Il faut remarquer que la morale chrétienne, la charité, est bien nécessaire dans les sociétés inégalitaires, constitutionnellement fondées sur l'“injustice”, mais superflue dans les sociétés égalitaires où il n'y a pas, ou peu, de biens à transmettre et où les parents n'ont pas attendu le précepte évangélique pour vivre comme des frères puisqu'ils sont, en vertu du système de parenté classificatoire qui les identifie, déjà des frères.


Les cousins, Jésus et Jean, par Sassoferrato (c. 1600)
(système de parenté dit "descriptif", par opposition à "classificatoire", où les cousins sont des frères)



"L'évolution du concept de famille est illustré par ce qu'on dit de la Sainte Famille. Dans toutes les éditions du Furetière, de 1690 à 1732, dans les cinq premières éditions du Dictionnaire de Trévoux – de 17014 à 1752 – et dans les deux premières du Dictionnaire de l'Académie, la Sainte Famille comprend "notre Seigneur, la Vierge, S. Joseph et S. Jean". Ensuite la présence de saint Jean ne va plus de soi et paraît faire problème : le Trévoux en 1771, l'Académie en 1740, 1762, 1798 et 1835 appellent Sainte Famille "un tableau qui représente Notre-Seigneur, la Vierge, saint Joseph, et quelquefois saint Jean." Aujourd'hui, dans le Petit Robert, saint Jean a totalement disparu."

(Jean-Louis Flandrin, Familles : Parenté, maison, sexualité dans l'ancienne société, Seuil, 1984, p. 15)


Le missionnaire se révèle ici comme un médiateur (et un médiateur peu porté à transiger) du système de parenté colonisateur. Il impose une organisation de la famille – de la Sainte famille – dans des sociétés où la structure de la famille est autre, un autre credo : Je crois en un seul Dieu, le Père tout-puissant [...] et en Jésus-Christ, son Fils unique...


Le christianisme ou le crypto-christianisme des Japonais (voir : Martin Nogueira Ramos, La foi des ancêtres. Chrétiens cachés et catholiques dans la société villageoise japonaise XVIIe-XIXe siècles, Paris : CNRS éditions, 2019) ne bouleverse ni la structure familiale ni la structure sociale traditionnelle. Comme celui des missionnaires, le système de parenté japonais est de type dit « eskimo ». Un rapport de mission définit la famille japonaise comme étant composée « des deux parents, des enfants et parfois de proches (frère, sœur, grand parent) » (p. 339). Le rôle de l’assemblée de village est de répartir l’impôt dû à l’autorité féodale, d’administrer les terres communales et le système d’irrigation. « A la fin du XVIIe siècle [la] couche de petits propriétaires terriens est majoritaire » relève Nogueira Ramos (p. 21). La réaction du shogunat aux conversions est celle d’une puissance féodale qui doit soumettre le spirituel au temporel pour assurer son emprise sur la captation des richesses. Le catholicisme a ainsi été assimilé par les autorités aux ligues bouddhistes qui souhaitaient établir par les armes une « théocratie » sous la responsabilité des moines (p. 35). Les révoltes paysannes comme celle de Shimabara-Amakusa, à la fin des années 1630, ont parfois une expression religieuse, certains révoltés « auraient [ainsi] agi pour obtenir l’abrogation de l’édit d’interdiction du christianisme » (p. 79). Après les édits d’interdiction du christianisme, les chefs de famille ont obligation de se rattacher à un « temple-paroisse » qui est chargé de veiller à leur fidélité.           
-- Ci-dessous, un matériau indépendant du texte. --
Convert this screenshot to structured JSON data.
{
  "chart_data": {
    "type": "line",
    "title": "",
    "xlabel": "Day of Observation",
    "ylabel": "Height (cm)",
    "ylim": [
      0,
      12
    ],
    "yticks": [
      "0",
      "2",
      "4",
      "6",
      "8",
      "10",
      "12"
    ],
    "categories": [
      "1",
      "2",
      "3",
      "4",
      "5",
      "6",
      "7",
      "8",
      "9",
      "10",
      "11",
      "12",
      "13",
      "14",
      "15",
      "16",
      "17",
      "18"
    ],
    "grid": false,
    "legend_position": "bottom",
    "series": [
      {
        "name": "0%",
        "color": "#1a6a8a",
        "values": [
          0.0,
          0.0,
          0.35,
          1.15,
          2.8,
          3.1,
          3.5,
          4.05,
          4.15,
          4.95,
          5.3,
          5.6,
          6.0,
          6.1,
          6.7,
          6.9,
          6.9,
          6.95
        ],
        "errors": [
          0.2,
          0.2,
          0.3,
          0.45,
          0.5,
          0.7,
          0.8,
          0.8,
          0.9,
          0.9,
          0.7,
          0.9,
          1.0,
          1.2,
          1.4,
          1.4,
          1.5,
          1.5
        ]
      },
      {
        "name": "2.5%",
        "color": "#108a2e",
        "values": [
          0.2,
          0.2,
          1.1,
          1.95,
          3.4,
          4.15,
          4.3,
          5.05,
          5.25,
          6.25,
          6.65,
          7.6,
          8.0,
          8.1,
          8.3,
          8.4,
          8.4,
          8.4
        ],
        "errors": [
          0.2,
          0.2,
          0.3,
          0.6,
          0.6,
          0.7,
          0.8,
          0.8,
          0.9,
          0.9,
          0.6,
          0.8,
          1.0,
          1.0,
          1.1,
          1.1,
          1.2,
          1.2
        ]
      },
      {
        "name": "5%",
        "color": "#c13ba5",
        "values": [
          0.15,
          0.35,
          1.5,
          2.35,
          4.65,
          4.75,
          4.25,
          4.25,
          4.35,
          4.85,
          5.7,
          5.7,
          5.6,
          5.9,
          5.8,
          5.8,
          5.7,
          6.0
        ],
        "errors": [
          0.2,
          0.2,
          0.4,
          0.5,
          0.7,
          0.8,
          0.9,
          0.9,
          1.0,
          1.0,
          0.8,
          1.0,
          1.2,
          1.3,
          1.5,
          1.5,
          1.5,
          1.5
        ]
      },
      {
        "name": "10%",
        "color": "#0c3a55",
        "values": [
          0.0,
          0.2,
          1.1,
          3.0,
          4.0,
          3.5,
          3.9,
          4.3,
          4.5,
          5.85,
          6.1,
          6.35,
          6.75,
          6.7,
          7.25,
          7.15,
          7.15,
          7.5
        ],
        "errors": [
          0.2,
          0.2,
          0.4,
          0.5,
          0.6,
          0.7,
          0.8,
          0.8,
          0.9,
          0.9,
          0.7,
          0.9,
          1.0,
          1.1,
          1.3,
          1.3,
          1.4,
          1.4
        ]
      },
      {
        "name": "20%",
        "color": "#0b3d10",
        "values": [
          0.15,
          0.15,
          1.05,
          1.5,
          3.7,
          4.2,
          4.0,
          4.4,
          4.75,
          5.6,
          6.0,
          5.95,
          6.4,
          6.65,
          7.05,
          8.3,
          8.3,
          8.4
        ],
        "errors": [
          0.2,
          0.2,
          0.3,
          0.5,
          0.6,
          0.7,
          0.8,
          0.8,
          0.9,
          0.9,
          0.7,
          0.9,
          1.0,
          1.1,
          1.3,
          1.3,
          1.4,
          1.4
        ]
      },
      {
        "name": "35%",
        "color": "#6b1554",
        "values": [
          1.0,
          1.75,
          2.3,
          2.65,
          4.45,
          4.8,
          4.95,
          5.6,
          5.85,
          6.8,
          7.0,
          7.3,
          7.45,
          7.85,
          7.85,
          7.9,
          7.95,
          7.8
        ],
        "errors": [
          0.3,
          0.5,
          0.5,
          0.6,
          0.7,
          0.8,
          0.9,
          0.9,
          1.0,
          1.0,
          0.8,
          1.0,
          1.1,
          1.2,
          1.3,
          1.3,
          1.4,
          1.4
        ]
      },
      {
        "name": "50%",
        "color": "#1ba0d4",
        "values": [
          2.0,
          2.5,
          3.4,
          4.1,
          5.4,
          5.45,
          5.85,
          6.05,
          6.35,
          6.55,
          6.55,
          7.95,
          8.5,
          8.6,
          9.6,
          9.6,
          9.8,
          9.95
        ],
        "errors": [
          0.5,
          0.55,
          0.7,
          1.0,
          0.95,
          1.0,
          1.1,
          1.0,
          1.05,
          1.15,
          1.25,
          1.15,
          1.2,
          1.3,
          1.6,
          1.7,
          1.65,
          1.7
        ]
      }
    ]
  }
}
Le contenu doctrinal du christianisme en cause, faute de missionnaires, est modeste : « la forme prime sur le fond » (p. 221). La récitation collective de prières, le calendrier liturgique et la possession d’objets chrétiens constituent l’essentiel du culte. « Pour les chrétiens cachés qui étaient convaincus de l’efficacité des rites légués par les ancêtres, le salut était d’abord une affaire des respect scrupuleux des aspects formels de la religion » (p. 227). « Ils n’avaient aucune idée du dogme central du christianisme, celui de la rédemption par le sang du Christ » (p. 228). Un préfet rapporte que les paysans d’Urakami « transmettent de génération en génération leur religion sans même savoir de quel type de croyance il s’agit » (p. 238). Dans la vie des paysans japonais de l’époque pré-moderne, la figure de l’ancêtre est omniprésente, chaque maison entretenant un autel domestique. L’esprit des défunts est supposé rester dans un état d’impureté et de dangerosité pendant une certaine période, justifiant des rites propitiatoires. La foi aux ancêtres prime, en l’espèce, le contenu de la croyance. Nogueira Ramos rapproche cette observance de la fidélité confucéenne des chrétiens chinois poursuivis après la proscription du christianisme en 1724 (p. 239). Ce christianisme « métissé » (p. 17) apparaît en réalité annexé à la tradition.



Images d'Épinal


La Sainte Famille, Rembrandt (c. 1633)

"Au début, nous avions la terre, ils avaient la Bible. Aujourd'hui, ils ont la terre, nous avons la Bible..."

Je vais terminer sur une image qui me paraît synthétiser tout cela, certes de façon métaphorique et avec pas mal d'approximations et de raccourcis – mais c'est le propre de l'image d'enjamber les lignes.



C'est une photographie prise en 1937 par Margaret Bourke-White, après les inondations qui ont ravagé Louisville dans le Kentucky.
[On peut la voir comme une anticipation du cyclone Katrina en août 2005 sur la Nouvelle-Orléans. Rien n'a changé entre 1937 et 2005 : contrairement à ce qu'a pu soutenir George W. Bush pour qui "la tempête n'a[vait] pas fait de discrimination", cette catastrophe qui a fait environ 1600 victimes a crûment mis en évidence les inégalités de classe et de race. "Enfin, les cités de La Nouvelle-Orléans ont été nettoyées. Ce que nous n'avons pas su faire, Dieu s'en est chargé." ("We finally cleaned up public housing in New Orleans. We couldn't do it, but God did.") a déclaré Richard Baker, républicain du Congrès, représentant de Baton Rouge (cité par le Wall Street Journal du 9 septembre 2005).]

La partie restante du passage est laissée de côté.